What's your suggested alternative? It's really easy to criticize, but a lot harder to do any better. If you aren't suggesting any other methods, you're implicitly saying we should just ignore the problem. I really don't think that will end well.
My suggested alternative is prioritizing problems appropriately. This "Open Philantropy Project" is a guy taking money that used to be for curing malaria (and I respect what he used to do on that front!) and giving it to his roommate.
You can do better solving a terrible problem that does exist than solving a sci-fi problem that doesn't exist.
I know it's usually uncouth to compare different charities like this, but that's exactly what Effective Altruism was supposed to be about, and this cause directly competes with curing malaria.
If more than zero AGI technology starts existing, we can re-prioritize. It makes no sense for a field to go from not existing to superhuman performance without anyone noticing.
Nobody thinks we won't notice when it's more imminent; the concern is that capability research has always been faster than safety research. If we wait until it's imminent, we risk having no chance of catching up in time. Why not devote a tiny fraction of our funding to starting the research now, so we can be ready on time? Worst case we're early... which in this context is a lot better than being late.
Worst case the safety research ends up causing the AGI to be actively antagonistic. Slightly less worst case it never leads anywhere and AGI ends up turning us into mouthless slugs anyway. Third-ish worst it makes AGI suborn-able and whoever gets to it first becomes our god-king.

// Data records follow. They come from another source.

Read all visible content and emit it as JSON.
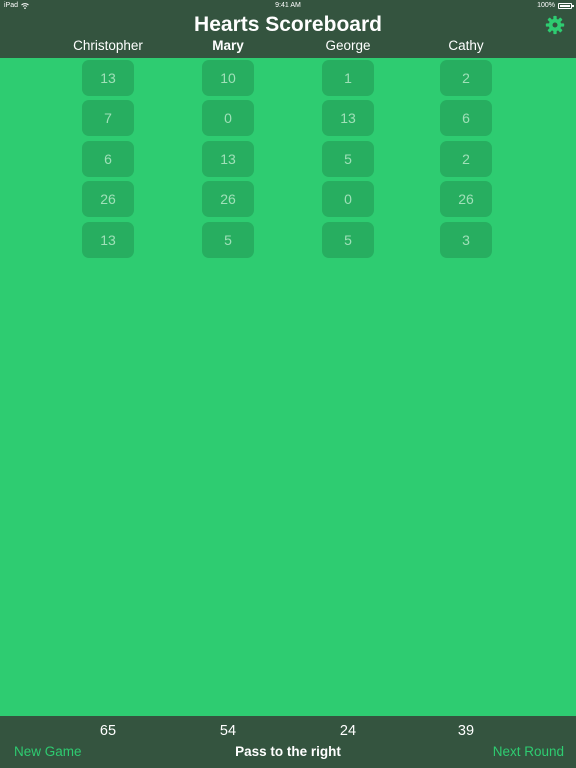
{
  "status_bar": {
    "device": "iPad",
    "time": "9:41 AM",
    "battery": "100%"
  },
  "header": {
    "title": "Hearts Scoreboard",
    "settings_icon": "gear-icon"
  },
  "players": [
    {
      "name": "Christopher",
      "dealer": false
    },
    {
      "name": "Mary",
      "dealer": true
    },
    {
      "name": "George",
      "dealer": false
    },
    {
      "name": "Cathy",
      "dealer": false
    }
  ],
  "rounds": [
    [
      "13",
      "10",
      "1",
      "2"
    ],
    [
      "7",
      "0",
      "13",
      "6"
    ],
    [
      "6",
      "13",
      "5",
      "2"
    ],
    [
      "26",
      "26",
      "0",
      "26"
    ],
    [
      "13",
      "5",
      "5",
      "3"
    ]
  ],
  "footer": {
    "totals": [
      "65",
      "54",
      "24",
      "39"
    ],
    "new_game_label": "New Game",
    "pass_label": "Pass to the right",
    "next_round_label": "Next Round"
  },
  "colors": {
    "background": "#2ecc71",
    "bar": "#34543f",
    "cell": "#27ae60",
    "accent": "#2ecc71"
  }
}
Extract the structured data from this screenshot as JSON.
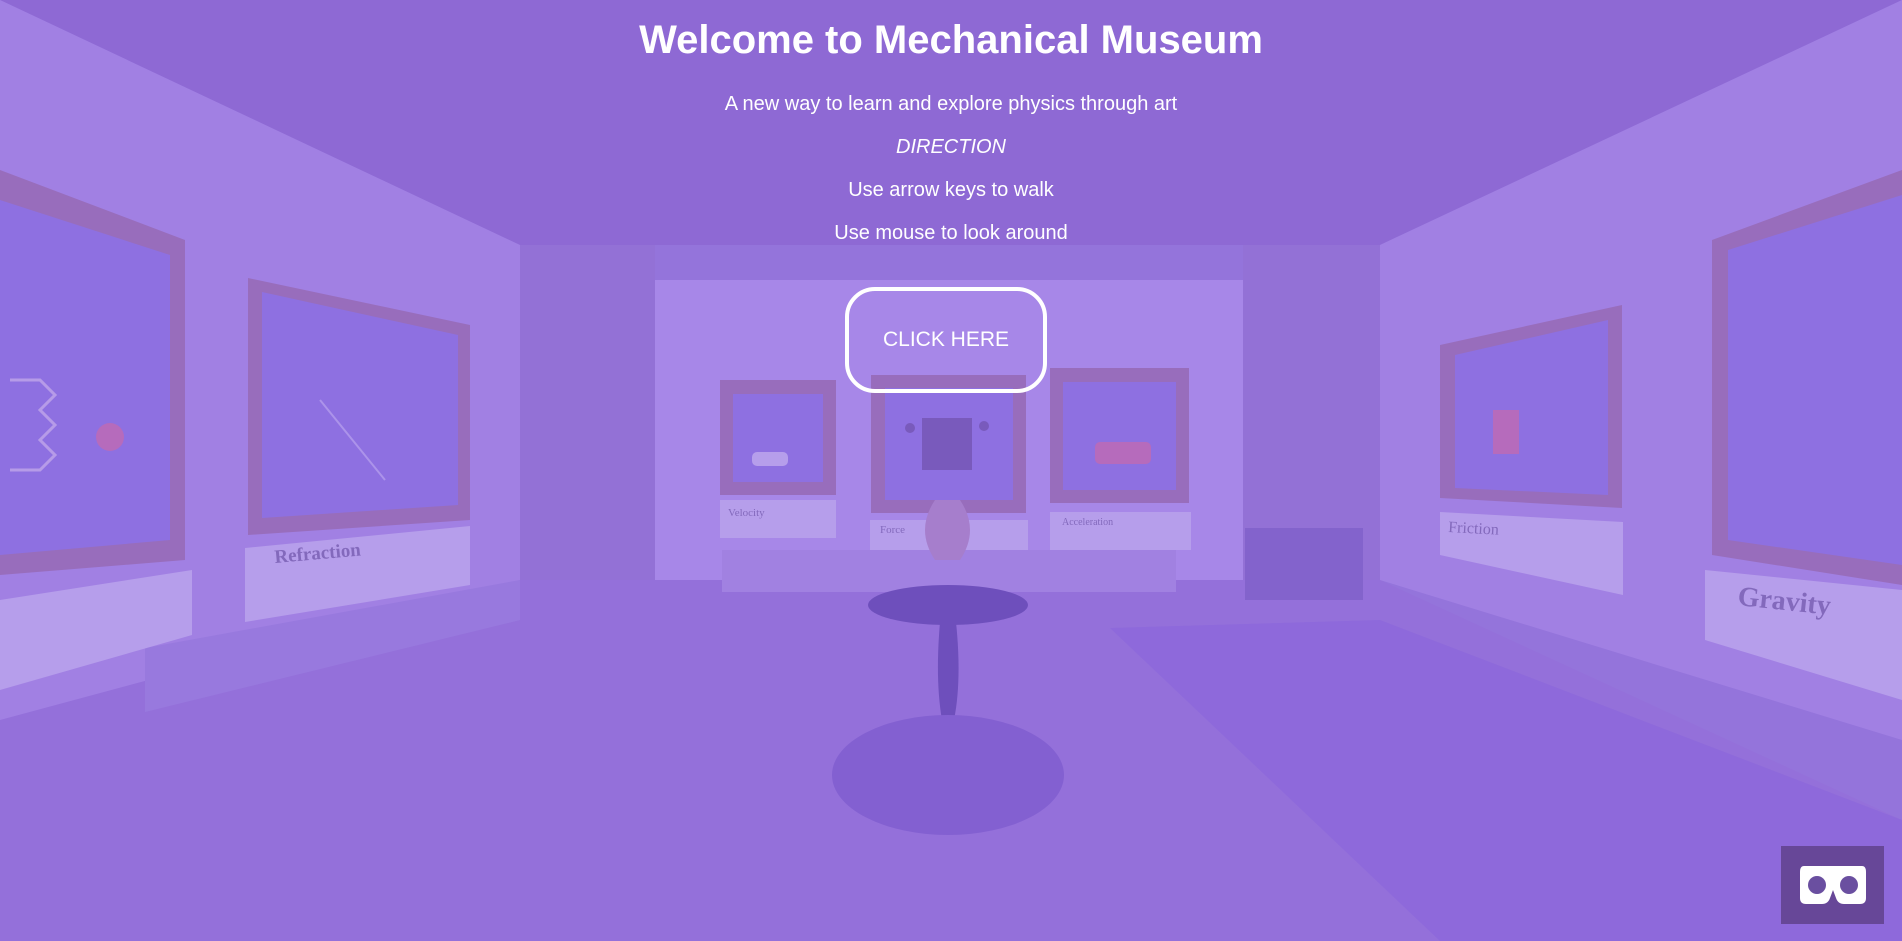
{
  "intro": {
    "title": "Welcome to Mechanical Museum",
    "subtitle": "A new way to learn and explore physics through art",
    "direction_label": "DIRECTION",
    "instruction_walk": "Use arrow keys to walk",
    "instruction_look": "Use mouse to look around",
    "cta_label": "CLICK HERE"
  },
  "exhibits": {
    "refraction": "Refraction",
    "velocity": "Velocity",
    "force": "Force",
    "acceleration": "Acceleration",
    "friction": "Friction",
    "gravity": "Gravity"
  },
  "vr_button": {
    "icon": "vr-headset-icon"
  }
}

many many worse situations later we get to:
It never leads anywhere but AGI never happens anyway and it just ends up being welfare-for-future-phobes instead of curing debilitating disease or buying every homeless person in a city a new pair of shoes or whatever.
"we're early" is in fact the best possible scenario, actually it's basically the only positive scenario.
You admit that you don't know what the actual probabilities are. Or you admit you have an extremely low confidence in your estimate of the probabilities.
I don't recall seeing 95% confidence intervals that narrow. Even the 90% confidence intervals I see are usually like 5-150 or something. (Also it would be super weird to me if the lower bound of someone's 95%CI was 50.)